At about 3.00pm, my son was wheeled into the Operating Theatre and the doctor told me that at most, the procedure would only take 15 to 20 minutes. 5 minutes turned to 10, to 15, to 20 and then 30 and more and it seemed like eternity while I waited outside the Operating Theatre so can you imagine my worry when my son did not appear till about 5.00pm in the evening?
Thought the doctor said it was a simple procedure that would only take 15 to 20 minutes at most? But yet there was nothing I could do about it apart from waiting outside the Operating Theatre and the sight of a first-time father pacing up and down the corridor did not help to make things more comfortable either. His wife was also in the Operating Theatre, having a Caesarian Section to deliver their first child.
I asked the doctor when he finally appeared from the Operating Theatre and he said first of all, another doctor who was asked to assist in the procedure came a bit late since it was a last minute urgent arrangement and he had other prior appointments to take care of. But on top of that, he explained that the procedure took a bit longer than usual because they had difficulty finding my son’s veins. Because he was on intravenous drips throughout his earlier hospital stay, his veins were swollen and therefore finding suitable veins to draw blood proved a bit difficult, hence the delay, but well, whatever it was, important thing was that the procedure went well and the effect was almost immediate. By evening time, my son was feeling much better and was no longer complaining of giddiness nor feeling nauseous.
To play safe, the doctor kept my son there for 2 days after the procedure just to be sure that he was absolutely alright when he was discharged.

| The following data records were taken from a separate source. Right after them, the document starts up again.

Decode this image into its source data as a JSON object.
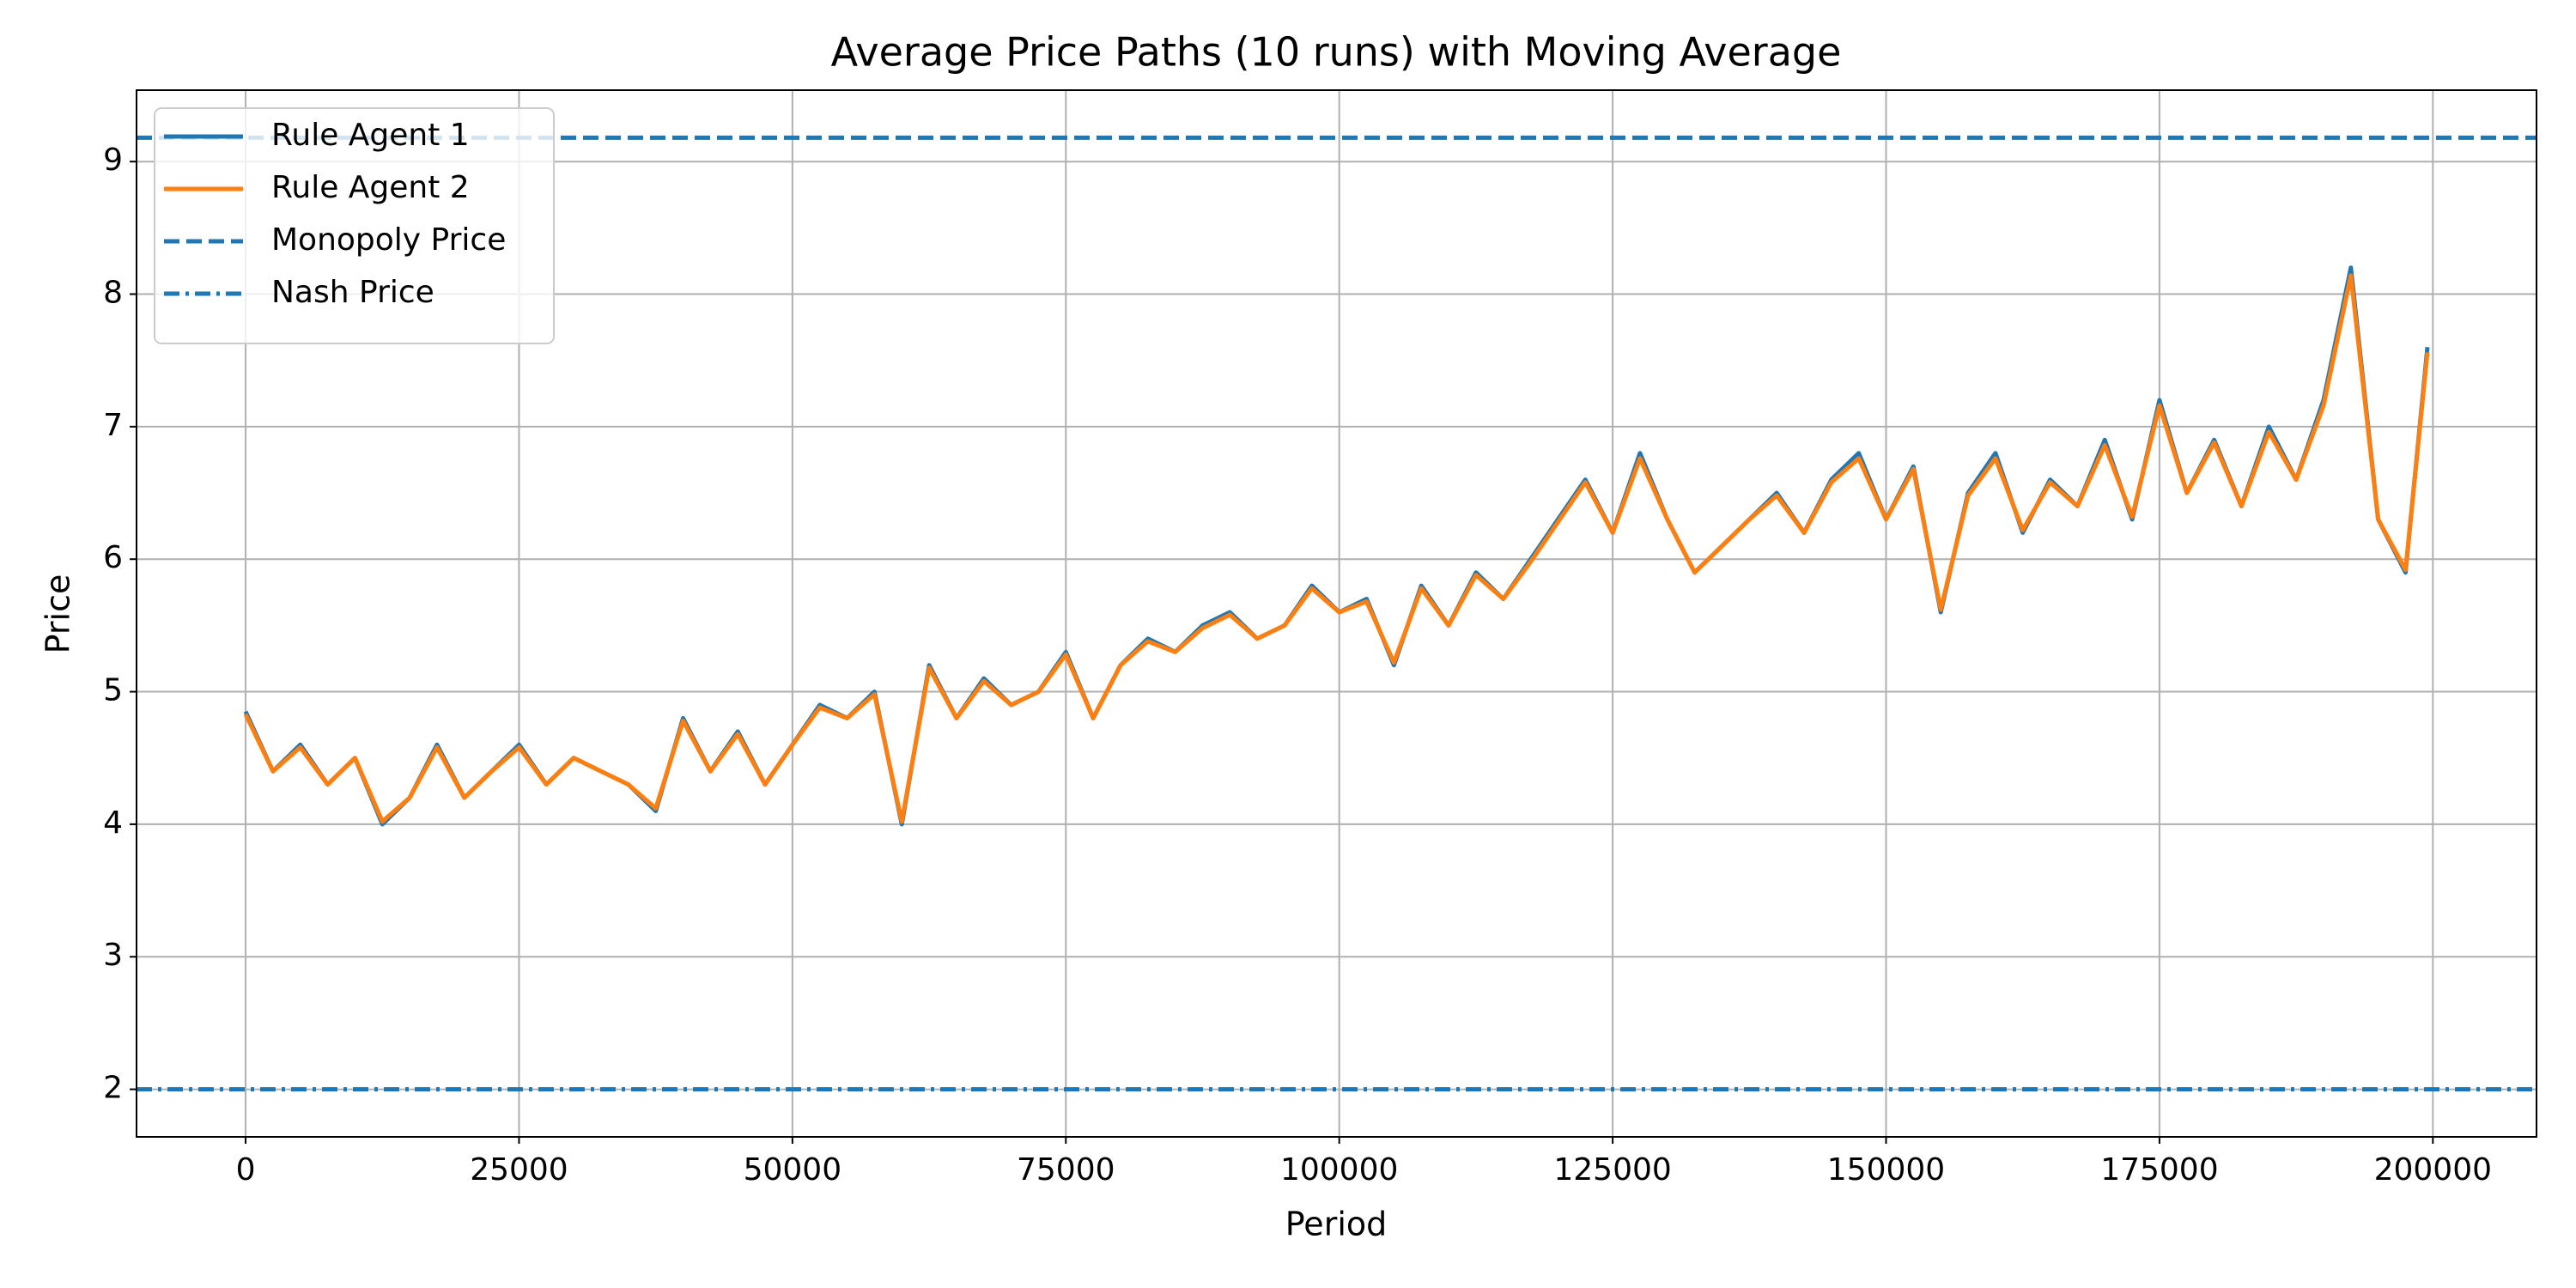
{
  "chart_data": {
    "type": "line",
    "title": "Average Price Paths (10 runs) with Moving Average",
    "x_label": "Period",
    "y_label": "Price",
    "x": [
      0,
      2500,
      5000,
      7500,
      10000,
      12500,
      15000,
      17500,
      20000,
      22500,
      25000,
      27500,
      30000,
      32500,
      35000,
      37500,
      40000,
      42500,
      45000,
      47500,
      50000,
      52500,
      55000,
      57500,
      60000,
      62500,
      65000,
      67500,
      70000,
      72500,
      75000,
      77500,
      80000,
      82500,
      85000,
      87500,
      90000,
      92500,
      95000,
      97500,
      100000,
      102500,
      105000,
      107500,
      110000,
      112500,
      115000,
      117500,
      120000,
      122500,
      125000,
      127500,
      130000,
      132500,
      135000,
      137500,
      140000,
      142500,
      145000,
      147500,
      150000,
      152500,
      155000,
      157500,
      160000,
      162500,
      165000,
      167500,
      170000,
      172500,
      175000,
      177500,
      180000,
      182500,
      185000,
      187500,
      190000,
      192500,
      195000,
      197500,
      199500
    ],
    "series": [
      {
        "name": "Rule Agent 1",
        "color": "#1f77b4",
        "values": [
          4.85,
          4.4,
          4.6,
          4.3,
          4.5,
          4.0,
          4.2,
          4.6,
          4.2,
          4.4,
          4.6,
          4.3,
          4.5,
          4.4,
          4.3,
          4.1,
          4.8,
          4.4,
          4.7,
          4.3,
          4.6,
          4.9,
          4.8,
          5.0,
          4.0,
          5.2,
          4.8,
          5.1,
          4.9,
          5.0,
          5.3,
          4.8,
          5.2,
          5.4,
          5.3,
          5.5,
          5.6,
          5.4,
          5.5,
          5.8,
          5.6,
          5.7,
          5.2,
          5.8,
          5.5,
          5.9,
          5.7,
          6.0,
          6.3,
          6.6,
          6.2,
          6.8,
          6.3,
          5.9,
          6.1,
          6.3,
          6.5,
          6.2,
          6.6,
          6.8,
          6.3,
          6.7,
          5.6,
          6.5,
          6.8,
          6.2,
          6.6,
          6.4,
          6.9,
          6.3,
          7.2,
          6.5,
          6.9,
          6.4,
          7.0,
          6.6,
          7.2,
          8.2,
          6.3,
          5.9,
          7.6
        ]
      },
      {
        "name": "Rule Agent 2",
        "color": "#ff7f0e",
        "values": [
          4.83,
          4.4,
          4.58,
          4.3,
          4.5,
          4.02,
          4.2,
          4.58,
          4.2,
          4.4,
          4.58,
          4.3,
          4.5,
          4.4,
          4.3,
          4.12,
          4.78,
          4.4,
          4.68,
          4.3,
          4.6,
          4.88,
          4.8,
          4.98,
          4.02,
          5.18,
          4.8,
          5.08,
          4.9,
          5.0,
          5.28,
          4.8,
          5.2,
          5.38,
          5.3,
          5.48,
          5.58,
          5.4,
          5.5,
          5.78,
          5.6,
          5.68,
          5.22,
          5.78,
          5.5,
          5.88,
          5.7,
          5.98,
          6.28,
          6.58,
          6.2,
          6.76,
          6.3,
          5.9,
          6.1,
          6.3,
          6.48,
          6.2,
          6.58,
          6.76,
          6.3,
          6.68,
          5.62,
          6.48,
          6.76,
          6.22,
          6.58,
          6.4,
          6.86,
          6.32,
          7.16,
          6.5,
          6.88,
          6.4,
          6.96,
          6.6,
          7.16,
          8.14,
          6.3,
          5.92,
          7.56
        ]
      }
    ],
    "reference_lines": [
      {
        "name": "Monopoly Price",
        "value": 9.18,
        "color": "#1f77b4",
        "style": "dashed"
      },
      {
        "name": "Nash Price",
        "value": 2,
        "color": "#1f77b4",
        "style": "dashdot"
      }
    ],
    "xlim": [
      -9975,
      209475
    ],
    "ylim": [
      1.641,
      9.539
    ],
    "xticks": [
      0,
      25000,
      50000,
      75000,
      100000,
      125000,
      150000,
      175000,
      200000
    ],
    "yticks": [
      2,
      3,
      4,
      5,
      6,
      7,
      8,
      9
    ],
    "grid": true,
    "legend": "upper left"
  }
}
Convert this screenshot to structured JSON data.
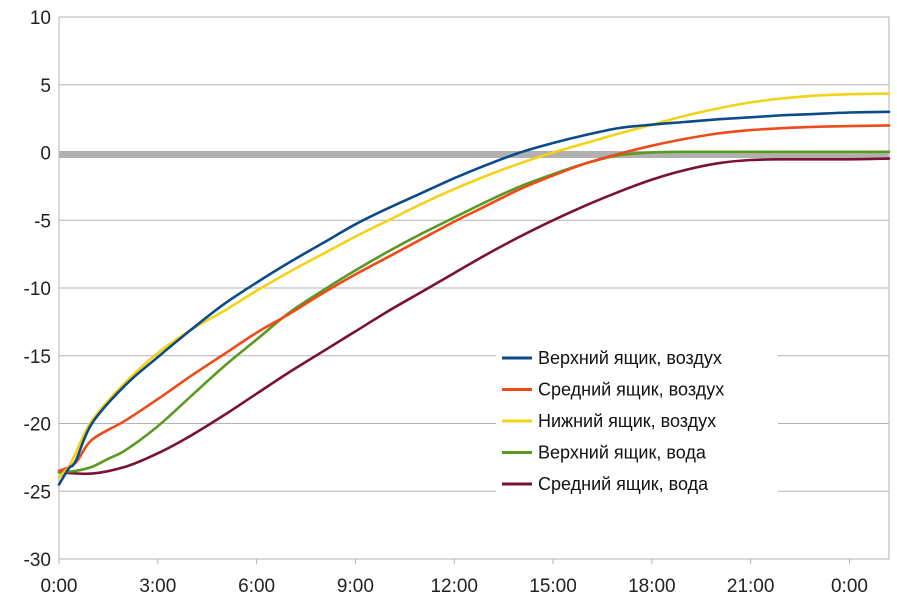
{
  "chart_data": {
    "type": "line",
    "title": "",
    "xlabel": "",
    "ylabel": "",
    "ylim": [
      -30,
      10
    ],
    "xlim_hours": [
      0,
      25.2
    ],
    "x_ticks": [
      {
        "hour": 0,
        "label": "0:00"
      },
      {
        "hour": 3,
        "label": "3:00"
      },
      {
        "hour": 6,
        "label": "6:00"
      },
      {
        "hour": 9,
        "label": "9:00"
      },
      {
        "hour": 12,
        "label": "12:00"
      },
      {
        "hour": 15,
        "label": "15:00"
      },
      {
        "hour": 18,
        "label": "18:00"
      },
      {
        "hour": 21,
        "label": "21:00"
      },
      {
        "hour": 24,
        "label": "0:00"
      }
    ],
    "y_ticks": [
      {
        "value": 10,
        "label": "10"
      },
      {
        "value": 5,
        "label": "5"
      },
      {
        "value": 0,
        "label": "0"
      },
      {
        "value": -5,
        "label": "-5"
      },
      {
        "value": -10,
        "label": "-10"
      },
      {
        "value": -15,
        "label": "-15"
      },
      {
        "value": -20,
        "label": "-20"
      },
      {
        "value": -25,
        "label": "-25"
      },
      {
        "value": -30,
        "label": "-30"
      }
    ],
    "grid": "horizontal",
    "legend_position": "lower-right",
    "reference_band": {
      "y": -0.15,
      "color": "#b0b0b0"
    },
    "series": [
      {
        "name": "Верхний ящик, воздух",
        "color": "#0d4a8a",
        "points": [
          [
            0,
            -24.5
          ],
          [
            0.3,
            -23.3
          ],
          [
            0.5,
            -22.8
          ],
          [
            1,
            -20
          ],
          [
            2,
            -17.2
          ],
          [
            3,
            -15.1
          ],
          [
            4,
            -13.1
          ],
          [
            5,
            -11.2
          ],
          [
            6,
            -9.6
          ],
          [
            7,
            -8.1
          ],
          [
            8,
            -6.7
          ],
          [
            9,
            -5.3
          ],
          [
            10,
            -4.1
          ],
          [
            11,
            -3
          ],
          [
            12,
            -1.9
          ],
          [
            13,
            -0.9
          ],
          [
            14,
            0
          ],
          [
            15,
            0.7
          ],
          [
            16,
            1.3
          ],
          [
            17,
            1.8
          ],
          [
            18,
            2.05
          ],
          [
            19,
            2.25
          ],
          [
            20,
            2.45
          ],
          [
            21,
            2.6
          ],
          [
            22,
            2.75
          ],
          [
            23,
            2.85
          ],
          [
            24,
            2.95
          ],
          [
            25.2,
            3
          ]
        ]
      },
      {
        "name": "Средний ящик, воздух",
        "color": "#ef4a1a",
        "points": [
          [
            0,
            -23.5
          ],
          [
            0.5,
            -22.9
          ],
          [
            1,
            -21.2
          ],
          [
            2,
            -19.8
          ],
          [
            3,
            -18.2
          ],
          [
            4,
            -16.5
          ],
          [
            5,
            -14.9
          ],
          [
            6,
            -13.3
          ],
          [
            7,
            -11.9
          ],
          [
            8,
            -10.4
          ],
          [
            9,
            -9
          ],
          [
            10,
            -7.7
          ],
          [
            11,
            -6.4
          ],
          [
            12,
            -5.1
          ],
          [
            13,
            -3.9
          ],
          [
            14,
            -2.7
          ],
          [
            15,
            -1.7
          ],
          [
            16,
            -0.8
          ],
          [
            17,
            -0.1
          ],
          [
            18,
            0.5
          ],
          [
            19,
            1
          ],
          [
            20,
            1.4
          ],
          [
            21,
            1.65
          ],
          [
            22,
            1.8
          ],
          [
            23,
            1.9
          ],
          [
            24,
            1.95
          ],
          [
            25.2,
            2
          ]
        ]
      },
      {
        "name": "Нижний ящик, воздух",
        "color": "#f5d218",
        "points": [
          [
            0,
            -24
          ],
          [
            0.3,
            -23.2
          ],
          [
            0.5,
            -22.2
          ],
          [
            1,
            -19.8
          ],
          [
            2,
            -17
          ],
          [
            3,
            -14.8
          ],
          [
            4,
            -13.1
          ],
          [
            5,
            -11.7
          ],
          [
            6,
            -10.2
          ],
          [
            7,
            -8.8
          ],
          [
            8,
            -7.5
          ],
          [
            9,
            -6.2
          ],
          [
            10,
            -5
          ],
          [
            11,
            -3.8
          ],
          [
            12,
            -2.7
          ],
          [
            13,
            -1.7
          ],
          [
            14,
            -0.8
          ],
          [
            15,
            0
          ],
          [
            16,
            0.7
          ],
          [
            17,
            1.4
          ],
          [
            18,
            2.05
          ],
          [
            19,
            2.7
          ],
          [
            20,
            3.25
          ],
          [
            21,
            3.7
          ],
          [
            22,
            4
          ],
          [
            23,
            4.2
          ],
          [
            24,
            4.3
          ],
          [
            25.2,
            4.35
          ]
        ]
      },
      {
        "name": "Верхний ящик, вода",
        "color": "#5a9a22",
        "points": [
          [
            0,
            -23.6
          ],
          [
            0.5,
            -23.5
          ],
          [
            1,
            -23.2
          ],
          [
            1.5,
            -22.6
          ],
          [
            2,
            -22
          ],
          [
            3,
            -20.2
          ],
          [
            4,
            -18
          ],
          [
            5,
            -15.8
          ],
          [
            6,
            -13.8
          ],
          [
            7,
            -11.8
          ],
          [
            8,
            -10.2
          ],
          [
            9,
            -8.7
          ],
          [
            10,
            -7.3
          ],
          [
            11,
            -6
          ],
          [
            12,
            -4.8
          ],
          [
            13,
            -3.6
          ],
          [
            14,
            -2.5
          ],
          [
            15,
            -1.6
          ],
          [
            16,
            -0.8
          ],
          [
            17,
            -0.2
          ],
          [
            18,
            0
          ],
          [
            19,
            0.05
          ],
          [
            20,
            0.05
          ],
          [
            21,
            0.05
          ],
          [
            22,
            0.05
          ],
          [
            23,
            0.05
          ],
          [
            24,
            0.05
          ],
          [
            25.2,
            0.05
          ]
        ]
      },
      {
        "name": "Средний ящик, вода",
        "color": "#7a1130",
        "points": [
          [
            0,
            -23.6
          ],
          [
            1,
            -23.7
          ],
          [
            2,
            -23.2
          ],
          [
            3,
            -22.2
          ],
          [
            4,
            -20.9
          ],
          [
            5,
            -19.4
          ],
          [
            6,
            -17.8
          ],
          [
            7,
            -16.2
          ],
          [
            8,
            -14.7
          ],
          [
            9,
            -13.2
          ],
          [
            10,
            -11.7
          ],
          [
            11,
            -10.3
          ],
          [
            12,
            -8.9
          ],
          [
            13,
            -7.5
          ],
          [
            14,
            -6.2
          ],
          [
            15,
            -5
          ],
          [
            16,
            -3.9
          ],
          [
            17,
            -2.9
          ],
          [
            18,
            -2
          ],
          [
            19,
            -1.3
          ],
          [
            20,
            -0.8
          ],
          [
            21,
            -0.55
          ],
          [
            22,
            -0.5
          ],
          [
            23,
            -0.5
          ],
          [
            24,
            -0.5
          ],
          [
            25.2,
            -0.45
          ]
        ]
      }
    ]
  }
}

While I was at the hospital the second time round, I checked out on the “Blood Patch” procedure and realised that it was not as simple as the doctor had made it to sound. He probably knew I was up to my neck with worries, so didn’t want to frighten me further. My son was wide awake throughout the procedure and from his description, the procedure was definitely no walk in the park.
Here are some links on the “Blood Patch Procedure” and it is also called “Epidural Blood Patch”.
Glad to say that everything ended very well under the care of our very experienced doctor and it’s been a few weeks since the meningitis attack the second time round and I am really glad to put that episode behind us. My son has since gone back to school as per normal.
To sum it up, once again, I want to warn that meningitis is a very dangerous illness and must be treated as soon as the symptoms appear. For my son’s case, he had extremely high fever, very severe headache, sensitivity to lights and also pain in the eyelids, but there was no rash at all on his body even though that is one symptom of meningitis and my final advice to all is to trust your motherly instinct and get medical attention right away the moment you suspect your child or any of your loved ones to be suffering from a meningitis infection. Do not delay medical treatment as your loved ones’ life is at stake.